Wednesday, June 05, 2019

June 6, 1944

Seventy five years ago today, Allied Forces under General Dwight David Eisenhower invaded Normandy, France.  This precarious endeavor saved Western Europe from the twin scourges of Nazism and Soviet Communism, making it the single most important strike against totalitarianism in all of history.  Had the Allies not invaded, or had the invasion failed, Nazi Germany still would have fallen to the Soviets eventually, most likely.  But the Soviet invasion of Europe would have stopped only at the Atlantic.  Regardless, Europe was caught between Nazism and Communism.  The invasion of Normandy saved Europe.

The accompanying photo shows my aunt, Johane Heise Tucker, and my father.  Aunt Johane was possibly the first Allied woman on the Normandy beaches.  She was a U.S. Army nurse officer, and landed on Omaha beach on June 6, 1944.  She was in charge of a field hospital.  She told me how it was strafed and bombed by the Luftwaffe, while she, her staff, and patients ducked in foxholes.  She had many stories from the war, but the one thing she wouldn't talk about was what she saw when they entered German concentration camps.  She said it simply could not be repeated.

My father, Charles H. Steele, was a U.S. Navy pilot in the war, flying a PBY Catalina and commanding a crew of eleven.  He didn't see combat; his unit was stationed in Florida and did anti-submarine patrols and search and rescue.  Both my aunt and my father told me something that has stuck with me.  Both of their units received orders to begin packing for the invasion of Japan, and both expected to be in midst of brutal combat.  When the atom bombs were dropped on Japan, they both felt relief and realized they and their fellow Americans would survive the war.  Both told me the atom bombing of Japan was a good thing.  They are right; it ended an evil and saved many lives.

I had an uncle who was one of the very last Americans killed fighting the Germans.  In the last couple of days of the European war, he had entered German-controlled territory, met with a German general, and arranged for surrender of a German division.  On the way back to American lines, his jeep was ambushed by an SS unit and he was killed instantly.  He never saw his son, my cousin Sam Paton.

Aunt Johane's husband, Colonel Tucker (Uncle Tuck to us) was a U.S. Army engineer.  He volunteered for the Army, and while gone lost his hardware store in Kansas to competitors.  During the war he salvaged at least one B-17 that had been shot down and returned it to combat, and built bridges that Allied troops used to invade Germany.  He returned to the U.S., started a new lumberyard, and was a successful entrepreneur.

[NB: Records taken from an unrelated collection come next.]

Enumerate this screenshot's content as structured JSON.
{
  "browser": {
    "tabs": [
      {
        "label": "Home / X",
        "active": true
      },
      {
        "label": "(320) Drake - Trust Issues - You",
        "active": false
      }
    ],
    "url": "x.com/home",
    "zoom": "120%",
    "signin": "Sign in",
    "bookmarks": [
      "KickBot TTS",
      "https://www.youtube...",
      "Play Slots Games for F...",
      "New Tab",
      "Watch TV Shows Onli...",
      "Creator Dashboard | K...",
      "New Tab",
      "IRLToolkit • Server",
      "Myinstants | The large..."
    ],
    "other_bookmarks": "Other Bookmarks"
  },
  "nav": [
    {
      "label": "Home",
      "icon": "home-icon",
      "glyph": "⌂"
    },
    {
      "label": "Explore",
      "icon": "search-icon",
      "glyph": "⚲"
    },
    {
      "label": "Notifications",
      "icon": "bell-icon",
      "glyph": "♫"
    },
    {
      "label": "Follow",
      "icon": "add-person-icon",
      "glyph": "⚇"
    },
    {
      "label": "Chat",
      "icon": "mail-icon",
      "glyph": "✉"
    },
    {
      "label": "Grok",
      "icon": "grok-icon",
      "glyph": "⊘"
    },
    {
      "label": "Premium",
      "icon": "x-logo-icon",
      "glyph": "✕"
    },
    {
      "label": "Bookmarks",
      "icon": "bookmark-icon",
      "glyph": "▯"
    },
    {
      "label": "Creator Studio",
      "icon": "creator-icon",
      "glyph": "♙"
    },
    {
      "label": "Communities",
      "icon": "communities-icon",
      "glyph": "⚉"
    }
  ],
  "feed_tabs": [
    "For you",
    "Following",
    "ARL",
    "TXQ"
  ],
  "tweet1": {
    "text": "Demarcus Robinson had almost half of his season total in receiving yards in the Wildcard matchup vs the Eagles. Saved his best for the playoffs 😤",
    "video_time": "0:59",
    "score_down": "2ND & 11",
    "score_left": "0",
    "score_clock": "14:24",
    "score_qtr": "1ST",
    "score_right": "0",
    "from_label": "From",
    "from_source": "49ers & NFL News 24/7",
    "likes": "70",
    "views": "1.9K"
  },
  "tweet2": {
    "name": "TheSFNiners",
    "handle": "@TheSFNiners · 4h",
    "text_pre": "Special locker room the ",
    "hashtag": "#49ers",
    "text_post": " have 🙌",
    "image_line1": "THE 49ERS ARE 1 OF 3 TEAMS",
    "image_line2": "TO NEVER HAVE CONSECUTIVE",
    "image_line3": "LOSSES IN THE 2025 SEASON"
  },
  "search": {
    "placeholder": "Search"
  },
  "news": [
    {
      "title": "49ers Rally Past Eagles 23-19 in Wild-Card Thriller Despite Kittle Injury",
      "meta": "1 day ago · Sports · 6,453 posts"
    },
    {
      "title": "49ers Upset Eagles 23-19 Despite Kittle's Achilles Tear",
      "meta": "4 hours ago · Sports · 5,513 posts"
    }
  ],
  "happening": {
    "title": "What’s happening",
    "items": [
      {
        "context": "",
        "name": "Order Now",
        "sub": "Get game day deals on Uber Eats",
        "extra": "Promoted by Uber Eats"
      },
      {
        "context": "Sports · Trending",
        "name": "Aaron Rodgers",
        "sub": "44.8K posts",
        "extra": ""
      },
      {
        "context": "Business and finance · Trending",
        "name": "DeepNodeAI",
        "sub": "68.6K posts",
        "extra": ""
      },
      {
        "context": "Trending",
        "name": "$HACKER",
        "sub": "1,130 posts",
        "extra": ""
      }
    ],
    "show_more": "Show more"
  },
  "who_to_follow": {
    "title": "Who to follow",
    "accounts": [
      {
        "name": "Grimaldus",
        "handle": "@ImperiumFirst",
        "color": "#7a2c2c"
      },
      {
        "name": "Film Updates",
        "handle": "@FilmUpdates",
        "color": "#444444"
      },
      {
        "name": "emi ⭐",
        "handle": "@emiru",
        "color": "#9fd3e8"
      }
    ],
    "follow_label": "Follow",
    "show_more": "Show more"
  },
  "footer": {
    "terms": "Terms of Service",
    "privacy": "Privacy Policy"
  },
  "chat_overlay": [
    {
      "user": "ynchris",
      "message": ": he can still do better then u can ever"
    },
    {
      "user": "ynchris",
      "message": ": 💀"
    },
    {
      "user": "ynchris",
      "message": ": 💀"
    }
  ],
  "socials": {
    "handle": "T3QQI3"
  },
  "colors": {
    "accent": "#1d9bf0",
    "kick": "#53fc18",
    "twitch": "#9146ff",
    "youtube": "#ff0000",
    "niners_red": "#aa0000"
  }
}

What to make of all this?  Justin Raimondo, a Rothbardian anarchist and lead writer for Anti-War-dot-com (I won't link to these phony libertarians), once claimed there was no difference between the young Americans, British, Canadians, French, et al. who landed on Normandy and the Germans they fought.  To Raimondo, all were simply brutal murderers.

No.

Twenty-nine years ago, I traveled with a good Canadian friend, Mark Deacon, to Normandy to tour the beaches on June 6.  On June 5th, we checked into a small hotel in Carentan.  The proprietress checked us in coolly and matter-of-factly.  After we inspected the room, we agreed to take it and, as is the rule, returned to the desk to show her our passports and complete the transaction.  "You're not Germans?" she exclaimed (I speak French with a distinct German accent, but that's a story for later), and then "you're Liberators!" She began telling us excitedly how as a little girl she saw combat between American and German soldiers, and how Americans liberated -- note that word -- Carentan. Carentan was the scene of brutal fighting.  Much of the town was destroyed.  And there was no doubt in the mind of this woman who was good and who was evil.  I was slightly embarrassed to be called a liberator, since I was born long after the war, but her enthusiasm was genuine.

Later in the day in our travels around the beaches, we stopped in a small cafe, I'm unsure where, for coffee.  The only people were locals and we chatted with them a bit.  When we explained we were American and Canadian, they pointed out this area had been liberated by Canadians.  The woman serving us told us how two Canadian soldiers had stayed in their home and how wonderful they were.  She then choked up as she told us how both were killed shortly after.

So...what do we make of this?

The great libertarian John Stuart Mill put it this way.  "War is an ugly thing, but not the ugliest of things. The decayed and degraded state of moral and patriotic feeling which thinks that nothing is worth war is much worse. The person who has nothing for which he is willing to fight, nothing which is more important than his own personal safety, is a miserable creature and has no chance of being free unless made and kept so by the exertions of better men than himself."

Every person I've mentioned in this bit -- my aunt, two uncles, and my father -- is deceased.  None were warriors by profession.  They simply fought because it was necessary.  That we have any freedom today is because of them and many more people like them.  Let's continue the tradition.